Inilah yang memicu kekhawatiran di kalangan peternak babi Jerman, setelah kementerian pertanian federal mengumumkan pada 10 September, menemukan bangkai seekor babi hutan yang lewat test terbukti positif terinfeksi ASF di negara bagian Brandenburg di kawasan dekat perbatasan ke Polandia.

Temuan ini tidak mengejutkan kalangan peternak maupun pejabat kementerian pertanian. Pasalnya seperti dikutip dari DW Indonesia, Selasa (15/9/2020), sejak bulan November 2019 untuk pertama kalinya terdeteksi infeksi ASF pada seekor babi buta di kawasan barat Polandia. Karena itu negara-negara tetangga Polandia, termasuk Jerman, sudah siaga menghadapi penyebaran penyakit demam babi Afrika itu melintas perbatasan dibawa babi hutan.

Apa Sebetulnya Penyakit ASF?

Ilustrasi bayi babi mutan. (AP)

Penyakit demam babi Afrika atau ASF dipicu oleh virus yang menyerang babi hutan atau babi peliharaan di peternakan. Binatang yang terinfeksi mengalami demam tinggi dan pendarahan di organ bagian dalam tubuhnya. Sekitar 90% babi hutan yang terinfeksi ASF mati dalam jangka waktu seminggu.

Penyakitnya menular lewat kontak dengan cairan tubuh atau darah babi hutan atau babi ternak yang terinfeksi. Virus masih tetap aktif dalam bangkai hewan yang mati akibat penyakitnya, bahkan sampai beberapa bulan atau tahun. Tapi penyakit ini biasanya tidak menular pada manusia.

Saksikan Juga Video Ini:

2 dari 3 halaman

Dari Mana Asal Penyakit?

Seperti tersirat dari namanya, penyakit swine fever atau demam babi ini asalnya dari Afrika. Diagnosa pertama berasal dari tahun 1910 saat Inggris menjajah Kenya. Bersama dengan kolonialisme juga para penjajah membawa ternak babi Eropa ke Afrika Timur. Petenakan besar jadi persemaian ideal bagi virus ASF. Dan petenak babi di Afrika berulangkali dilanda wabah ini pada abad yang lalu.

Demam babi Afrika pertama kalinya masuk ke Eropa tahun 2007 lewat kawasan Kaukasus, dari sana kemudian menyebar ke Rusia lalu ke kawasan Baltik, Polandia dan negara-negara Eropa timur lainnya.

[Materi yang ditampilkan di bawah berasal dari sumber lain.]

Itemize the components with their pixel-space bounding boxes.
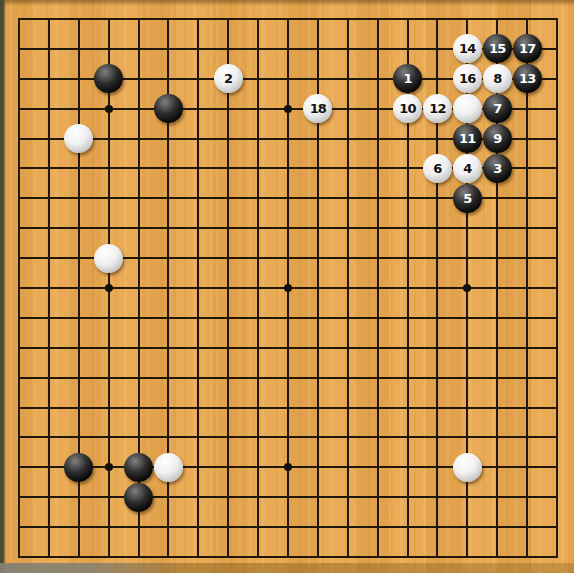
stone-black[interactable] — [94, 64, 123, 93]
point-E9[interactable] — [124, 303, 154, 333]
point-L7[interactable] — [303, 363, 333, 393]
point-C13[interactable] — [64, 183, 94, 213]
point-T19[interactable] — [542, 4, 572, 34]
point-D15[interactable] — [94, 124, 124, 154]
point-L10[interactable] — [303, 273, 333, 303]
point-D14[interactable] — [94, 153, 124, 183]
point-E4[interactable] — [124, 452, 154, 482]
point-G5[interactable] — [183, 423, 213, 453]
point-P7[interactable] — [423, 363, 453, 393]
point-R9[interactable] — [482, 303, 512, 333]
point-E16[interactable] — [124, 94, 154, 124]
point-O18[interactable] — [393, 34, 423, 64]
point-H17[interactable]: 2 — [213, 64, 243, 94]
stone-white-move[interactable]: 4 — [453, 154, 482, 183]
point-S16[interactable] — [512, 94, 542, 124]
point-B15[interactable] — [34, 124, 64, 154]
point-G14[interactable] — [183, 153, 213, 183]
point-C4[interactable] — [64, 452, 94, 482]
point-A11[interactable] — [4, 243, 34, 273]
point-P15[interactable] — [423, 124, 453, 154]
point-A2[interactable] — [4, 512, 34, 542]
point-E17[interactable] — [124, 64, 154, 94]
point-J13[interactable] — [243, 183, 273, 213]
point-L17[interactable] — [303, 64, 333, 94]
point-M11[interactable] — [333, 243, 363, 273]
point-T3[interactable] — [542, 482, 572, 512]
point-F12[interactable] — [153, 213, 183, 243]
stone-white[interactable] — [64, 124, 93, 153]
point-R5[interactable] — [482, 423, 512, 453]
point-S5[interactable] — [512, 423, 542, 453]
point-G2[interactable] — [183, 512, 213, 542]
point-J17[interactable] — [243, 64, 273, 94]
point-F8[interactable] — [153, 333, 183, 363]
point-J14[interactable] — [243, 153, 273, 183]
point-B7[interactable] — [34, 363, 64, 393]
point-Q12[interactable] — [452, 213, 482, 243]
point-N6[interactable] — [363, 393, 393, 423]
point-C2[interactable] — [64, 512, 94, 542]
point-R15[interactable]: 9 — [482, 124, 512, 154]
point-O8[interactable] — [393, 333, 423, 363]
point-D10[interactable] — [94, 273, 124, 303]
point-N10[interactable] — [363, 273, 393, 303]
point-T2[interactable] — [542, 512, 572, 542]
point-C11[interactable] — [64, 243, 94, 273]
point-O15[interactable] — [393, 124, 423, 154]
point-P5[interactable] — [423, 423, 453, 453]
point-K5[interactable] — [273, 423, 303, 453]
point-K3[interactable] — [273, 482, 303, 512]
point-E10[interactable] — [124, 273, 154, 303]
point-H6[interactable] — [213, 393, 243, 423]
stone-white-move[interactable]: 6 — [423, 154, 452, 183]
point-A13[interactable] — [4, 183, 34, 213]
point-K8[interactable] — [273, 333, 303, 363]
point-G4[interactable] — [183, 452, 213, 482]
point-K13[interactable] — [273, 183, 303, 213]
point-Q13[interactable]: 5 — [452, 183, 482, 213]
point-N16[interactable] — [363, 94, 393, 124]
stone-black-move[interactable]: 15 — [483, 34, 512, 63]
point-F11[interactable] — [153, 243, 183, 273]
point-T11[interactable] — [542, 243, 572, 273]
point-O6[interactable] — [393, 393, 423, 423]
point-L14[interactable] — [303, 153, 333, 183]
point-A10[interactable] — [4, 273, 34, 303]
point-E13[interactable] — [124, 183, 154, 213]
point-N7[interactable] — [363, 363, 393, 393]
point-H5[interactable] — [213, 423, 243, 453]
point-J5[interactable] — [243, 423, 273, 453]
point-F14[interactable] — [153, 153, 183, 183]
point-S19[interactable] — [512, 4, 542, 34]
point-H14[interactable] — [213, 153, 243, 183]
point-L9[interactable] — [303, 303, 333, 333]
point-S15[interactable] — [512, 124, 542, 154]
point-N3[interactable] — [363, 482, 393, 512]
point-S13[interactable] — [512, 183, 542, 213]
point-K15[interactable] — [273, 124, 303, 154]
point-Q7[interactable] — [452, 363, 482, 393]
point-D11[interactable] — [94, 243, 124, 273]
point-B6[interactable] — [34, 393, 64, 423]
point-L6[interactable] — [303, 393, 333, 423]
point-R17[interactable]: 8 — [482, 64, 512, 94]
point-P16[interactable]: 12 — [423, 94, 453, 124]
point-L2[interactable] — [303, 512, 333, 542]
point-R12[interactable] — [482, 213, 512, 243]
point-F13[interactable] — [153, 183, 183, 213]
point-D7[interactable] — [94, 363, 124, 393]
point-H13[interactable] — [213, 183, 243, 213]
point-D9[interactable] — [94, 303, 124, 333]
point-T14[interactable] — [542, 153, 572, 183]
point-A7[interactable] — [4, 363, 34, 393]
point-F16[interactable] — [153, 94, 183, 124]
point-Q4[interactable] — [452, 452, 482, 482]
point-O16[interactable]: 10 — [393, 94, 423, 124]
point-L12[interactable] — [303, 213, 333, 243]
point-Q17[interactable]: 16 — [452, 64, 482, 94]
point-G8[interactable] — [183, 333, 213, 363]
point-G16[interactable] — [183, 94, 213, 124]
point-T17[interactable] — [542, 64, 572, 94]
point-S3[interactable] — [512, 482, 542, 512]
point-E2[interactable] — [124, 512, 154, 542]
point-F17[interactable] — [153, 64, 183, 94]
point-N12[interactable] — [363, 213, 393, 243]
point-E12[interactable] — [124, 213, 154, 243]
point-Q18[interactable]: 14 — [452, 34, 482, 64]
point-H10[interactable] — [213, 273, 243, 303]
point-M15[interactable] — [333, 124, 363, 154]
point-C16[interactable] — [64, 94, 94, 124]
point-D13[interactable] — [94, 183, 124, 213]
point-A6[interactable] — [4, 393, 34, 423]
point-P8[interactable] — [423, 333, 453, 363]
point-E5[interactable] — [124, 423, 154, 453]
point-R4[interactable] — [482, 452, 512, 482]
point-H12[interactable] — [213, 213, 243, 243]
point-L19[interactable] — [303, 4, 333, 34]
point-T5[interactable] — [542, 423, 572, 453]
point-A4[interactable] — [4, 452, 34, 482]
point-R13[interactable] — [482, 183, 512, 213]
point-D4[interactable] — [94, 452, 124, 482]
point-J12[interactable] — [243, 213, 273, 243]
stone-black-move[interactable]: 3 — [483, 154, 512, 183]
point-G6[interactable] — [183, 393, 213, 423]
point-K16[interactable] — [273, 94, 303, 124]
point-A9[interactable] — [4, 303, 34, 333]
point-E3[interactable] — [124, 482, 154, 512]
point-T9[interactable] — [542, 303, 572, 333]
point-G19[interactable] — [183, 4, 213, 34]
point-S8[interactable] — [512, 333, 542, 363]
point-R7[interactable] — [482, 363, 512, 393]
point-B18[interactable] — [34, 34, 64, 64]
stone-white-move[interactable]: 18 — [303, 94, 332, 123]
point-F18[interactable] — [153, 34, 183, 64]
point-B16[interactable] — [34, 94, 64, 124]
point-G18[interactable] — [183, 34, 213, 64]
point-R18[interactable]: 15 — [482, 34, 512, 64]
point-N15[interactable] — [363, 124, 393, 154]
point-J4[interactable] — [243, 452, 273, 482]
point-E15[interactable] — [124, 124, 154, 154]
point-E8[interactable] — [124, 333, 154, 363]
point-C17[interactable] — [64, 64, 94, 94]
stone-black-move[interactable]: 5 — [453, 184, 482, 213]
point-J11[interactable] — [243, 243, 273, 273]
point-Q6[interactable] — [452, 393, 482, 423]
point-H19[interactable] — [213, 4, 243, 34]
point-J19[interactable] — [243, 4, 273, 34]
point-K2[interactable] — [273, 512, 303, 542]
point-E11[interactable] — [124, 243, 154, 273]
point-G15[interactable] — [183, 124, 213, 154]
point-N18[interactable] — [363, 34, 393, 64]
point-N11[interactable] — [363, 243, 393, 273]
point-H3[interactable] — [213, 482, 243, 512]
point-B14[interactable] — [34, 153, 64, 183]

Bulan Septembar 2018 penyakit demam babi ditemukan di Belgia. Tahun 2020 Jerman mengkonfirmasi menemukan bangkai seekor babi hutan yang mati akibat ASF.

Bagaimana Cara Penyebaran Virus?

Ilustrasi bayi babi mutan. (AP)

Di Afrika virus menular lewat sejenis kutu. Di Eropa penyebarannya terutama lewat impor babi yang terinfeksi atau produk olahan daging babi seperti sosis babi, atau akibat tidak menerapkan aturan higiene. Babi hutan sebetulnya hanya memainkan peranan sangat kecil dalam penyebaran virusnya.

Faktor risiko terbesar dalam penyebaran wabah ASF adalah manusia. Banyak yang membuang sisa daging secara sembarangan. Sementara di peternakan atau pertanian, masih banyak yang tidak mengindahkan aturan higiene. Padahal aturan ini dibuat untuk melindungi ternak dari penyakit dan juga peternaknya dari kerugian ekonomi.

3 dari 3 halaman

Apakah Sudah Ada Vaksinnya?

Sejauh ini di kawasan Uni Eropa belum ada vaksin anti ASF. Di seluruh dunia, dilakukan risetnya dalam beragam cara. Cina tergolong negara yang paling depan dalam riset vaksin anti demam babi ini, karena wabahnya pada tahun 2018 di Cina menimbulken kerugian ekonomi besar. Itu sebabnya, Cina menjadi negara pertama yang melarang impor daging babi dari Jerman, sebagai tindakan preventif.

Para peneliti Cina mengumumkan bulan Maret 2010, berhasil mengembangkan vaksin yang aman, yang mampu melindungi babi dari ASP. Ujicoba lapangan pertama dilaporkan sukses. Ujicoba kini akan dilaklukan dalam skala lebih luas.

Namun diragukan bahwa vaksin ini bisa dengan cepat diizinkan beredar di Eropa. Pasalnya, vaksin buatan Cina diproduksi pada babi hidup di dalam sum-sum tulang belakangnya. Sementara aturan di Eropa, vaksin harus dibuat dari kultur sel bersertifikat di laboratorium. Juga vaksin buatan Cina dikembangkan pada babi peliharaan di rumah, bukan untuk babi di peternakan.

Jika vaksin untuk babi peliharaan yang aman sudah dipasarkan, vaksinnya akan diujicoba pada babi hutan. Untuk itu diperlukan rangkaian uji coba panjang dalam beberapa fase. Dengan itu diharapkan penyebaran wabah lewat babi hutan bisa diredam.